のぼり旗って聞いて、どのようなイメージをお持ちですか?街でみた感想や疑問を紹介します。
のぼり旗と旗はどっちがカッコイイ?
私「のぼり旗と旗ってどっちがカッコイイと思う?」
妹「え?のぼり旗と旗??どう違うの?」
私「全然違うよ。まず形が違うじゃない。」
妹「形?のぼり旗は縦で旗は横みたいな?」
私「そうそう。わかってるじゃない。どっちが好き?」
妹「いや、どっちでもいいんだけど…。」
私「どっちでもよくない!のぼり旗は日本の伝統文化品なんだよ?」
妹「へ~、そうなんだ。知らなかった。」
私「勉強になったでしょ?で、どっち?」
妹「う~ん…、旗かな。」 私「なんで?」
妹「なんか、のぼり旗ってラーメン屋とかお弁当屋とかって感じなんだもん。」
私「ああ、そういうイメージなんだ。じゃあ、風林火山は?」 妹「お姉ちゃん、歴史マニアすぎ(笑)」
私「風林火山は誰でも知ってるものじゃない。」
妹「まあ、たしかにああいうのぼり旗はカッコイイかもね。」 私「でしょ?でしょ?じゃあ、のぼり旗のほうがカッコイイ?」
妹「いや、どっちでもいい。」 私「もういい…。」
娘とのぼり旗旗
のぼり旗旗というと思い出すことがある。シューベルトの魔王という曲にも柳の木におびえる子供が父親に泣きつくような歌詞があるが、私の娘を小さい頃、夜道に立っているのぼり旗旗が怖くて仕方がなかったようだ。
娘は小さい頃(今でもダメなようだが)妖怪や幽霊の類が苦手であった。私が面白がって娘に怖い話を聞かせすぎたのかもしれないが。のぼり旗旗というのは、街中のいたるところが見かけることができるが、ある程度の大きさもあるし風にゆらゆら揺れるその様は、暗闇で見かけたら確かに怖いのかもしれない。
私たち大人はそれでも、あれはのぼり旗旗だな。と経験と知識から認識できるが、子供には経験も知識もないため、その見た目だけで瞬間的に判断せざるを得ない。結果的に娘はのぼり旗旗を妖怪や幽霊の類に思えるらしく、あれはのぼり旗旗だと何度説明しても、怖いから嫌だ。と泣き出した。

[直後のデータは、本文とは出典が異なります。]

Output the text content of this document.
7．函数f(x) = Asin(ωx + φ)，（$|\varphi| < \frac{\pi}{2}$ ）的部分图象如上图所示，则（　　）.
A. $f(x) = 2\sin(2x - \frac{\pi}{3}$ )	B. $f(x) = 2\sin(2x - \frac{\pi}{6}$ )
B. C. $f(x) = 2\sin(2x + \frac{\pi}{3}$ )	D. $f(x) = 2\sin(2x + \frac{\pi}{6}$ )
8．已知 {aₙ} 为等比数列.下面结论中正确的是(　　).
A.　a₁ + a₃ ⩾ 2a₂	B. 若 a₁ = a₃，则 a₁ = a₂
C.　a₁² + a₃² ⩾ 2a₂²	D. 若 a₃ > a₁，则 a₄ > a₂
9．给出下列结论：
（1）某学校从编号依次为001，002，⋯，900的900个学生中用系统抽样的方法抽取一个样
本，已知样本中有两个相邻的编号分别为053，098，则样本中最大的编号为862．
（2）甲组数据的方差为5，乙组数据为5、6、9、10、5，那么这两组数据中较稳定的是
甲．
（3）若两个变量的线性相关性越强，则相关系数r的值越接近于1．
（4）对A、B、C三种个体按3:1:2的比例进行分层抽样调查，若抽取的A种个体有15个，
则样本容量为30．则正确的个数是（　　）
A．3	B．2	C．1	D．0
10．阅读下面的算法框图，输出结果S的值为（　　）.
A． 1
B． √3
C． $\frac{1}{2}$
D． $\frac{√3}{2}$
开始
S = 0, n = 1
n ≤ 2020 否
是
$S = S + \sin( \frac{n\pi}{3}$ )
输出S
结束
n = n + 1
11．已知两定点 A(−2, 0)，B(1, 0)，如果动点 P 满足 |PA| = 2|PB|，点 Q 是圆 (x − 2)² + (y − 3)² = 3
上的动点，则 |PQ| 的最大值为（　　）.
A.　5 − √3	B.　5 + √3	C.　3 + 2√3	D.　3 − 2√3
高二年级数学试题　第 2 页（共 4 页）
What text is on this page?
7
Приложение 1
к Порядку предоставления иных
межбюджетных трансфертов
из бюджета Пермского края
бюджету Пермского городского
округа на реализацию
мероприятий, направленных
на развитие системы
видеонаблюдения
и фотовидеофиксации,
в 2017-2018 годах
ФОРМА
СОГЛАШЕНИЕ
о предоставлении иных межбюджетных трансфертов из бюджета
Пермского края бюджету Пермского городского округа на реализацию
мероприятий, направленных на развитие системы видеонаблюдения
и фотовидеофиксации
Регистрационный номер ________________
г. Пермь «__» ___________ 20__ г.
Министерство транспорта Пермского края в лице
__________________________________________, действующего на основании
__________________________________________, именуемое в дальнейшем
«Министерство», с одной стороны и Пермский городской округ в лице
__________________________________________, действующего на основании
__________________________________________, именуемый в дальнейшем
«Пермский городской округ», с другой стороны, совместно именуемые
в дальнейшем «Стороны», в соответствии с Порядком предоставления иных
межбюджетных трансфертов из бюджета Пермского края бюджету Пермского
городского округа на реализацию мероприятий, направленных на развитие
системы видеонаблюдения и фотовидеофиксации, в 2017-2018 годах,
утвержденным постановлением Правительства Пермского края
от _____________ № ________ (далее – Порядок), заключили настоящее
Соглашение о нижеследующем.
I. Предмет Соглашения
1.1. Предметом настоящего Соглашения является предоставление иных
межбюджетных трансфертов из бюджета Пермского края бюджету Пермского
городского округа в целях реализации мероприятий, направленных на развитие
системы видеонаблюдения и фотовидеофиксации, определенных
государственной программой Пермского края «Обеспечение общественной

今では大きくなっってしまった娘に小さい頃ののぼり旗旗の話をすると、今度は怒るのだが。
旗とのぼり旗の歴史
中国から伝わった横長の旗が縦長ののぼり旗に変化したのは、武田信玄の風林火山や上杉謙信の毘沙門天で有名な戦国時代の頃のようです。
軍団や一族の象徴や誇示として活用されていた横長の流れ旗は戦国時代に入り、一族間での争いが増え、同じ家紋を用いた横長の旗は掲げていても敵味方の判断がつきにくかったのです。
そのため、布の長い方の端と、短い上の端に竿を通して結び、識別しやすい現代のような縦長ののぼり旗が開発され、日本全国に広まりました。縦長ののぼり旗はそれまでの横長の旗の代用として戦などに使用されていたほか、江戸時代には町火消が自分達の組であることを示すものとして活用していたり、現代の鯉のぼりの元となった端午の節句で掲げる、絵のぼり旗としても庶民に間に広まっていきました。
現代のように広告用として活用されたのは、神社での祭事の際の告知にのぼり旗を使用していたのが起源ではないかと思われます。
娘が書くミニのぼり旗
私はパン屋を営んでいますが、ミニのぼり旗をよく使っています。 どういうふうに使っているのかというと、真白な無地のミニのぼり旗をたくさん買っておいて、その日その日で、それぞれのパンの横にオリジナルの名前を書いたそのミニのぼり旗を立てておくんです。
私の店も最初は普通のパン屋だったのですが、娘に、味はいいのに面白味にかけるのよね、うちの店って。 と生意気なことを言い出したんです。 私もどこかで少し感じていたことだったので、それじゃあ、どうしたらいいと思う?と聞くと、私がパンに名前を付けてあげると言い出し、今ではそれが評判になってしまい、娘には感謝しています。 娘のつけるネーミングセンスはかなり独特のものがあり、その名前を書いたミニのぼり旗を見に、わざわざ来てくれるお客さんも多いんです。
ちなみにミニのぼり旗を使うという案も娘でした。娘がなにげに商才があるのかもしれませんね。